Big Data, Artificial Intelligence, and the Promise of Precision Medicine: A Johns Hopkins Collaboration to Develop the Precision Medicine Analytics Platform
Abstract
Despite advances in knowledge and technology, approaches to health care discovery and delivery have not broadly kept pace with those advancements. While there have been notable improvements in shaping diagnosis and treatment resulting from knowledge made available through advances in technology, the field generally uses broad population characteristics as the basis for determining the health of, and how to treat, individuals. Today, with the confluence of big data and artificial intelligence (AI), we have an opportunity to tailor diagnoses and treatments precisely as needed for an individual—in other words, to practice precision medicine. The Johns Hopkins University Applied Physics Laboratory (APL) and Johns Hopkins Medicine (JHM), in partnership with the Bloomberg School of Public Health, Johns Hopkins Information Technology, and others across the institution, are working to usher in this new paradigm.

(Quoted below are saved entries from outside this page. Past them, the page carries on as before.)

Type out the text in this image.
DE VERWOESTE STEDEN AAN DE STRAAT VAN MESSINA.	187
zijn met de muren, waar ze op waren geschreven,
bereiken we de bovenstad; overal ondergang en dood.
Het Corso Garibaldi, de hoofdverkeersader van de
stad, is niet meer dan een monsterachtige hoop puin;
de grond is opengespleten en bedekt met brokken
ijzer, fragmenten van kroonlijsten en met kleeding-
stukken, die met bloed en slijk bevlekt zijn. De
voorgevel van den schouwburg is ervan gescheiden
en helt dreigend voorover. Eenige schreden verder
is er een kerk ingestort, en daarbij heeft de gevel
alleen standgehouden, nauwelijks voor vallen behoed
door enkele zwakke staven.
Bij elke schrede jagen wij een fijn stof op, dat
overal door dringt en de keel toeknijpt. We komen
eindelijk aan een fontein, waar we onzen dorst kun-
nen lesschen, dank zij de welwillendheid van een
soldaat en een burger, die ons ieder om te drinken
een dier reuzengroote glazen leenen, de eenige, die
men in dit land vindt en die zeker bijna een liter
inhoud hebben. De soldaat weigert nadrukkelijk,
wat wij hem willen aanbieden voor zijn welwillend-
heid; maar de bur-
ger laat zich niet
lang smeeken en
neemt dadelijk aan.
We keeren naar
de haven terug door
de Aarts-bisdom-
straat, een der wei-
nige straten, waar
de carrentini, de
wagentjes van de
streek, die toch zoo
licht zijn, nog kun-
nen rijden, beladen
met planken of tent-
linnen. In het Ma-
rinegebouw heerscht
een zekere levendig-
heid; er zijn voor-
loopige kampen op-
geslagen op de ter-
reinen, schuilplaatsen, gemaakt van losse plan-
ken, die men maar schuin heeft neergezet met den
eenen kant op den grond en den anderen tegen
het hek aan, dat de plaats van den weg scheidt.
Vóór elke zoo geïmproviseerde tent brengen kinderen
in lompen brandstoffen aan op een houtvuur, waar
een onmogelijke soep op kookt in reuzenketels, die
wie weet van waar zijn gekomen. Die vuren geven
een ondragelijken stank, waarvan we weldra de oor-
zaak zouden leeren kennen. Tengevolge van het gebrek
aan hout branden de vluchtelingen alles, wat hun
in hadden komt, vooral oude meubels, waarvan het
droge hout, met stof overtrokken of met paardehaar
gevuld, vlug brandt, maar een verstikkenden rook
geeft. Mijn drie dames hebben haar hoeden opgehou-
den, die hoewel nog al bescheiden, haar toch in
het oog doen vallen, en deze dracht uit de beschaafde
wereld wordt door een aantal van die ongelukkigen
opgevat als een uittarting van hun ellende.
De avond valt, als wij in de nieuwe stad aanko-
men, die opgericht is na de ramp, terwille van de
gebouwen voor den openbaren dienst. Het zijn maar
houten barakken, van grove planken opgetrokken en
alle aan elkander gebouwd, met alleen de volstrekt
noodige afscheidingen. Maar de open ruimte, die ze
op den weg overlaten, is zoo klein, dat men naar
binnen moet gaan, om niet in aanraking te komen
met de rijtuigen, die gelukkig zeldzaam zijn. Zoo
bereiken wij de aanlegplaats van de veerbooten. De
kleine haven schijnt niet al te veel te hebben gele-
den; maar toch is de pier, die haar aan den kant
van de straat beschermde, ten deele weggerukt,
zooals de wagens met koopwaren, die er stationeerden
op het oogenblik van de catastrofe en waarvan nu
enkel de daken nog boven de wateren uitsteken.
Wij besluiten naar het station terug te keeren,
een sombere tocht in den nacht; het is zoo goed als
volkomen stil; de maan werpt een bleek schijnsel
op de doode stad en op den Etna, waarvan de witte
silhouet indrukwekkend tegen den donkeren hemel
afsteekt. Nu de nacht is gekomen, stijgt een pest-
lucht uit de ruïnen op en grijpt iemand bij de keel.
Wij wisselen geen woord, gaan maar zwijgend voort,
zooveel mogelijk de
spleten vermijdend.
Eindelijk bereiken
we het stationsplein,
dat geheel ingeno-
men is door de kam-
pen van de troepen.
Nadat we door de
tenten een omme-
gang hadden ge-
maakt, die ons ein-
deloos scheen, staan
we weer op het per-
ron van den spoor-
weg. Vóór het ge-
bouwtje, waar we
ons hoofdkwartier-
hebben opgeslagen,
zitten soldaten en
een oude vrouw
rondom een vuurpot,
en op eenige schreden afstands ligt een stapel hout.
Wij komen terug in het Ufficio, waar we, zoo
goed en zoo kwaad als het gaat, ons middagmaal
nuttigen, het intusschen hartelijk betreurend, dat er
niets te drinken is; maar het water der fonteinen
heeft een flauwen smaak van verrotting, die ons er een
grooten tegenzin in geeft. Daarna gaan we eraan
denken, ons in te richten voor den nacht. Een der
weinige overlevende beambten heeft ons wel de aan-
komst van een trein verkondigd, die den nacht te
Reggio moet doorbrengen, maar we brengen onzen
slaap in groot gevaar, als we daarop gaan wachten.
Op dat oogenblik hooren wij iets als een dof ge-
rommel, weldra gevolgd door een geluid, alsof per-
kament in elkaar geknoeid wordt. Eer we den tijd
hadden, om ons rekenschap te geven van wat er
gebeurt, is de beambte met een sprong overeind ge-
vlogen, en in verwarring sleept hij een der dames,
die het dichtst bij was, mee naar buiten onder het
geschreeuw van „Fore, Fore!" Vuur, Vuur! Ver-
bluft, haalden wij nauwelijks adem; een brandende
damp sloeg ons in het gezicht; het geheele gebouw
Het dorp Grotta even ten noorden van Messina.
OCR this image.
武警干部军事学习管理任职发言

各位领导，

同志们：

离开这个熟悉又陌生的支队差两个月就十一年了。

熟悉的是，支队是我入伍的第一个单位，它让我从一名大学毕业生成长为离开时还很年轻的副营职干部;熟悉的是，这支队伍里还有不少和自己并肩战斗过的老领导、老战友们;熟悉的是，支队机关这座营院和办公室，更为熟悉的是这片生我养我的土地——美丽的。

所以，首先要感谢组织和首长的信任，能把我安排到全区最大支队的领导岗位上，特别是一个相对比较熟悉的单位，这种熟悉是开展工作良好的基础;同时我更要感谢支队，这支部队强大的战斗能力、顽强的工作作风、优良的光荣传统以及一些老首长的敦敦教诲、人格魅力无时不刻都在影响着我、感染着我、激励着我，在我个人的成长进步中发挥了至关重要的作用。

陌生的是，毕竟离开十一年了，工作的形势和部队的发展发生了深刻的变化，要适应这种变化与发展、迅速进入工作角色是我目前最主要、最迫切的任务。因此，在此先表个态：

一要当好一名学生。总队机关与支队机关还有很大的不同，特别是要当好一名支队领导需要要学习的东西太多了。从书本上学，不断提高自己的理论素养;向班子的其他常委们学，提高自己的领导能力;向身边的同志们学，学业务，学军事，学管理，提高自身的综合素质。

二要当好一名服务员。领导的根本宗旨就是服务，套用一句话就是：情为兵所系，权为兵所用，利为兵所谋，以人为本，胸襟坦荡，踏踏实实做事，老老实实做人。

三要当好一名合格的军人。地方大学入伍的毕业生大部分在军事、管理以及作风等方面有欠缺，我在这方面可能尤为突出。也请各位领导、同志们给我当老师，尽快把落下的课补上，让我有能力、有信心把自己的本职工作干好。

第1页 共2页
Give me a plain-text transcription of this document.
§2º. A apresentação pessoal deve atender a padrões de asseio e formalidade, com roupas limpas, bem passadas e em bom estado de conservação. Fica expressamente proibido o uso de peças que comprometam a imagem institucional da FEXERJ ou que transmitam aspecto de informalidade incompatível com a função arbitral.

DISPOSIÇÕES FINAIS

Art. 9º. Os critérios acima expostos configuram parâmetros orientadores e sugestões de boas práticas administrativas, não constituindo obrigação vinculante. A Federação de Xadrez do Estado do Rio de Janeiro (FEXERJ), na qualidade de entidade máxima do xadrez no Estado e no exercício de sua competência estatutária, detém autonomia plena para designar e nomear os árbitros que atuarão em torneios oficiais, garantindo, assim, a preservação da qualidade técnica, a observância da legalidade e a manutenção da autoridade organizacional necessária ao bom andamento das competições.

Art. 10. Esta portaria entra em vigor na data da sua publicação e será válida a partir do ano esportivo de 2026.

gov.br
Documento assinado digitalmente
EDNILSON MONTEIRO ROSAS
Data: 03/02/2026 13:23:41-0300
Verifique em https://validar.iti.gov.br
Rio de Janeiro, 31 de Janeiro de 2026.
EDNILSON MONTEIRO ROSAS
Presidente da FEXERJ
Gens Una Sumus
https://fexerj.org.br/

These organizations jointly developed the Precision Medicine Analytics Platform (PMAP). This platform pulls data from many sources, aggregates the data, and then provisions needed data to approved researchers in a secure environment where they can apply advanced techniques and other tools to analyze the data. The guiding vision is to create and sustain the ability to accelerate gaining knowledge and value from data and from closing the loop between discovery and delivery, ultimately reducing health care costs and improving patient outcomes.